I didn't think I needed to watch Wednesday's Tigers-Yankees game. I went to the movies after work, actually, turned my phone off because I am polite and considerate, and then, when I brought it back on around a quarter to nine, learned that Miguel Cabrera had picked up two hits in his first two at-bats in the ga—no wait, now he had THREE! That put him at 2,999 for his career, with enough baseball left for a shot at 3,000 before the end of the night.
Tigers fans, heading into this series, were not focused on Wednesday. Our hope and our questions instead hovered around Sunday as a kind of deadline for 3,000. The Tigers returned home this week with Cabrera at 2,995, and after averaging one hit per start through the first few games of the season, he would need five in a six-game homestand to hit that milestone before heading back out on the road. At best, people were looking at Thursday or Friday, but really, after six games in Detroit spent on 499 home runs last season before getting 500 in Toronto, I think everyone was just anxious about being able to celebrate this one with him.
Cabrera went, as expected, 1-for-3 on Tuesday in the opener. But on Wednesday, each at-bat piled on the surprise. Cabrera's spoken, in the run-up to 3,000, about the lighter pressure he feels pursuing singles instead of swinging for the fences, and each hit in this game was a testament to the fact that in baseball, any kind of contact gives you a decent shot at reaching base. The first, in the second inning, was a little chopper to third that Cabrera, the slowest player on the Tigers last year, turned into a hit with his legs. And after touching first, it looked like even he could barely believe it.
The next hit, in the fourth, was just the simplest kind of hitting a 20-year veteran can do—a solid smack up the middle that moved faster than the shortstop and got Cabrera to 2,998.
It started to feel magical in the sixth, when Cabrera broke his bat on an absurdly inside Chad Green pitch but still somehow managed to put a ball in play that avoided the Yankees infield. This was the moment that shifted the plans of every Detroiter.
Shortly after 2,999 I was hustling home with the Tigers radio broadcast in my headphones, listening to the Yankees take a 5-3 lead thanks primarily to poor defense. I got back to my apartment just in time, during a commercial break in the middle of the eighth, then stupidly realized that, because the Tigers were playing New York and I live in New York, this game was blacked out for me on MLB TV. So I made the calculation to keep following the game as I was, pacing around my apartment, arguing with myself the impossibility of Cabrera actually getting all four in one night vs. the evidence that he had done what he needed to do three times already, listening to Dan Dickerson describe the scene as an official crowd of 17,268—42 percent of capacity—stood up in the chilly Detroit night for the bottom of the eighth's leadoff hitter.
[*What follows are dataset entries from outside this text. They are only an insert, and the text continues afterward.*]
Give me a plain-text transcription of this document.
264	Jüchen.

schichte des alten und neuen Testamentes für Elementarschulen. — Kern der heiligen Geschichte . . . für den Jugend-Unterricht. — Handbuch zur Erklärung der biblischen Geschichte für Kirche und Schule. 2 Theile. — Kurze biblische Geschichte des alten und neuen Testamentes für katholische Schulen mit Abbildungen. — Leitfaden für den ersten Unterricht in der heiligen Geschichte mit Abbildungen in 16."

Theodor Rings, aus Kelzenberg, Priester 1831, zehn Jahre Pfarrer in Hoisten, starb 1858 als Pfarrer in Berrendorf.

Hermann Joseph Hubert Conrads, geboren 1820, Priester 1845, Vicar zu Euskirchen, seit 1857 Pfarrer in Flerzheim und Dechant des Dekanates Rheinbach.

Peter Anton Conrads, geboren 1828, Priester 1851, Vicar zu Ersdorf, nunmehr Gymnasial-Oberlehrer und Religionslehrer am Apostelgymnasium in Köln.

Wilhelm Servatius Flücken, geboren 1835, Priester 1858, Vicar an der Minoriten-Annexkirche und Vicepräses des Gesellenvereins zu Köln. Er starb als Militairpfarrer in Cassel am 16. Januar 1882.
Cabrera, facing Clay Holmes, hit a foul ball on the first pitch that sounded closer to fair on the radio than it looked on TV. He swung and missed at a slider that dipped beautifully below the zone. He took a ball outside to renew the crowd's belief, before a hittable pitch at waist level eluded his bat for the strikeout. The fans, after taking a few moments to recover from their disappointment, still cheered as he walked back to the dugout. Then a lot of them headed for the exits.
Cabrera's batting in the cleanup spot today at 1 p.m. ET in the series finale, and this time I will figure out a way to see him swing with my own eyes. His .333 average, crudely speaking, would predict 3,000 for him today, and if not today then certainly, one would hope, on Friday or at least by Sunday except in the absolute worst-case scenario. Because he is now so close, each time he steps up to the plate until 3,000, Tigers fans will be prepared for history—for perhaps the last time someone reaches that milestone until a player whose name we don't yet know gets there. They'll be on their way to the park as I type this, or figuring out how to surreptitiously watch from work, or making their lunch before settling in on the couch. Wednesday night had people scrambling. But now, when 3,000 comes, we'll be ready.